Financial Daily from THE HINDU group of publications
Saturday, Mar 02, 2002
Agri-Biz & Commodities
Government - States
Industry & Economy - Environment
Crisis engulfs Kolkata tanneries
Workers at a closed leather factory at Topsia in Kolkata. The Supreme Court order on tanneries operating in the city has cast a shadow on the future of thousands of people employed in these tanneries.
KOLKATA, March 1
EVEN as the tanning community hopes for a miracle emerging from the March 5 discussions on the Common Effluent Treatment Plant (CETP) at the leather complex in Kolkata, many units stopped production today in compliance of the Supreme Court order.
Consequently, uncertainty dogs the 25,000 workers employed directly in these units, not to speak of the more than two lakhs who depend indirectly on the sector.
However, there is another environmental hazard lurking around the corner which the State Government might face. As most of the 523 units ordered to be closed down in the eastern part of the city stopped operations today, a question mark has appeared over the fate of nearly 800 tonnes of hides that arrive daily to the city for tanning.
"What happens to this hide now since it cannot be stored; it might start putrefying,'' a tanner wondered.
A tour round the tanning units revealed that it was business as usual at some units such as Mow Chong Leather products.
A third-generation entrepreneur, the white-haired Mr Chiu Chien Ching is completing his processing cycle before shutting shop. He too wonders about the fate of his 60 employees, although he is not prepared as yet to talk of retrenchment.
Industry observers, however, mention that, in a sector where the receipt of statutory dues come as a boon, it was doubtful whether the units would support an idle workforce for long.
The city, which sources its skins and hides from neighbouring areas including Bihar, Uttar Pradesh and Orissa, has the third highest tanning capacity supplying cow and goat leather to New Delhi, Agra and Tamil Nadu.
Besides, three shoe majors including Bata source their supplies from the local markets, industry sources told Business Line.
With the closure becoming a reality now, the impending human misery is causing concern as much to the leather community as to the Government, coming as it does at a politically-sensitive time.
The tanning units are located in Tiljala, Topsia and Tangra in eastern Kolkata. While Tiljala, where most tiny units are located, is inhabited by the scheduled castes mostly, a minority community is the dominant part of the workforce in Topsia while the Chinese hold fort in Tangra.

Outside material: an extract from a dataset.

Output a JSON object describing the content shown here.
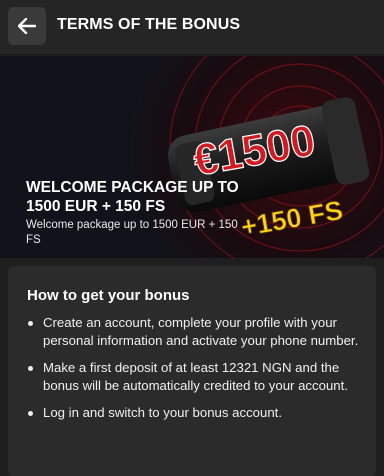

"They do not understand court orders and pollution control ... what they know is that their daily bread is threatened,'' Mr S.S. Kumar, the owner of Titan Leather Works, said. Mr Kumar's unit in Topsia employing 30 heads has stopped operations.
Mr Bijoy Pan of the B R Ambedkar Tanners Association agreed saying that many of the workers have been employed in this trade for nearly four generations and have no other skills.
Any talk of the State Government planning relief for them is met with blank faces or angry retorts. "These people will force us either to beg or to turn criminals''!.
Caused as much by feet-dragging on the part of the tanning community as by the State Government and the BOT (build-operate-transfer) party M L Dalmia Construction which has been entrusted with the job of implementing the Rs 280-crore Kolkata Leather Complex, the problem has been in the making for nine-and-a-half years since the pollution being caused by these units was first taken up by the apex court.
However, despite the order delivered in August 2001 setting the deadline for shifting, the tanners were hopeful that some sort of an extension would be given.
In the meantime, after a lot of delay, the BOT party has started handing over the plots since January 2001, that too in compliance with the SC order.
However, till now the CETP, considered the heart of the project, is not in place. So far, 231 units have been allotted land in five zones and 109 have had their land but is yet to be handed over.
Particularly worse off are 183 small tanneries whose land holding at their present location is so minimal that they will not be able to start any sort of modernised activity at the new complex.